It is disheartening that plays such as Judith Thompson’s The Crackwalker, which premiered 36 years ago, are still deeply relevant today. Because of some darkness within us, the dreadful experiences of physical and substance abuse, internalized racism and infanticide that The Crackwalker explores are realities that remain with us.
Factory Theatre is in its Naked Season, with six “Canadian Classics Re-imagined.” The Crackwalker, a dark, loosely-based account of Thompson’s work as a social worker at Adult Protective Services in Kingston, Ont., is one of the six. It opens at the Factory Theatre March 24 and runs to April 10.
Caption: The Crackwalker features Yolanda Bonnell and Stephen Joffe
Credit: Joseph Michael Photography
Factory’s approach to the play is to strip the production down to its barest bones, relying on plain costumes and minimal set and lighting to allow theatre-goers to focus only on Thompson’s words and the grave images she provides to us.
The playwright herself is directing the show for the first time.

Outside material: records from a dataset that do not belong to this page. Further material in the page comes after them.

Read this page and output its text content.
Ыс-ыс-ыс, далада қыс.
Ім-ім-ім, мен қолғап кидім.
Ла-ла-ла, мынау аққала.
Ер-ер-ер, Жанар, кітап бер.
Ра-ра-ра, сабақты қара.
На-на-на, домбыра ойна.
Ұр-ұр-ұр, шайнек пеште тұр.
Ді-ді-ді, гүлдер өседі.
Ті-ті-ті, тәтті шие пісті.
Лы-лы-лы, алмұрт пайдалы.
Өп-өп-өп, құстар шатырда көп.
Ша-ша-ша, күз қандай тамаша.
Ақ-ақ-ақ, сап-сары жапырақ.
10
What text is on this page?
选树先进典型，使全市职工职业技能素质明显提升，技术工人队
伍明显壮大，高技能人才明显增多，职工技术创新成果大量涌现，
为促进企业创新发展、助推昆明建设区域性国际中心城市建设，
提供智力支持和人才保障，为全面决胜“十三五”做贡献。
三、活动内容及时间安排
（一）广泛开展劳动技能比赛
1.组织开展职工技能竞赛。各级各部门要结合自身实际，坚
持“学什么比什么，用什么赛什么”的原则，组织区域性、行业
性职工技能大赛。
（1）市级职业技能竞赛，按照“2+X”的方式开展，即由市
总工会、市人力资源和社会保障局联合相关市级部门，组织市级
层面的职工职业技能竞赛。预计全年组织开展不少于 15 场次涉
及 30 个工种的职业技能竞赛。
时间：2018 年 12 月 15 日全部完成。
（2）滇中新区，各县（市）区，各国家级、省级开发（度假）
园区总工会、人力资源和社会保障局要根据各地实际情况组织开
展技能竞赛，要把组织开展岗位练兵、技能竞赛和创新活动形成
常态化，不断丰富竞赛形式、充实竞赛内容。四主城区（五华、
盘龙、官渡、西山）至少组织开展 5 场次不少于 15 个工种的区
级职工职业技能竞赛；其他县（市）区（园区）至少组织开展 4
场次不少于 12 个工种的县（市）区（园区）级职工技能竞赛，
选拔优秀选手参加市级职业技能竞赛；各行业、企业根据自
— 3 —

Appearing as the main protagonist Theresa, a mentally-challenged Indigenous prostitute, is Ojibwe actress Yolanda Bonnell, who doesn’t take lightly the complicated role she’s been given to play.
“It is tough stuff, but it’s about getting your head in that space, trusting the words, trusting your scene partner and knowing that we’re all there to take care of each other,” says the Humber College grad Bonnell. “We have a good shake off ritual, because it can get inside of you. You’re putting your body through these emotions.”
The play follows the struggles of Theresa and her dysfunctional boyfriend Alan as they seek security and love with disastrous results. The play explores what life has to offer the meek and marginalized.
“Judith has this great analogy of how the lower class is trying so hard to grow and people keep stepping on the cracks with the boots of society and squishing them down. That’s where they like to keep the lower class people so there is no uprising. I think we have to be aware and stay woke, and know what’s happening in our society.”
Bonnell says that despite the challenges Theresa still finds ways to rise above it.
“I have felt the sting of internalized racism. When I got older I realized these things that people were telling me my whole life were not true at all. It’s so easy to buy into it. They say you don’t know you’re poor unless someone tells you you’re poor. My favorite thing about Theresa is her heart. She doesn’t see her obstacles as obstacles. Nothing really bothers her to the point where she would stop being who she is. That’s really a lovely outlook.”
This play was first premiered in 1980 at Theater Passe Muraille and was received with mixed reviews. Bonnell is prepared for a similar response.
“Every time I’ve performed, the audience surprises me in some way. Whether they laugh at places which I didn’t think were particularly funny. They may cry in places that you don’t think are sad.
Everybody’s journey through that is different.”
(The Crackwalker) poses a lot of questions. “Where does the healing begin? When do we start moving forward? …. I think, before we can open that up, people still need voices.”
She said the Factory Theater platform is one in which many people will leave the performance with similar questions of their own. Though the play may not be for the faint of heart, there is a legitimate responsibility to hear these stories.
“There is hope in this play,” said Bonnell. “It’s just some people will see it and some people won’t. It depends on what side of the wake you’re on.”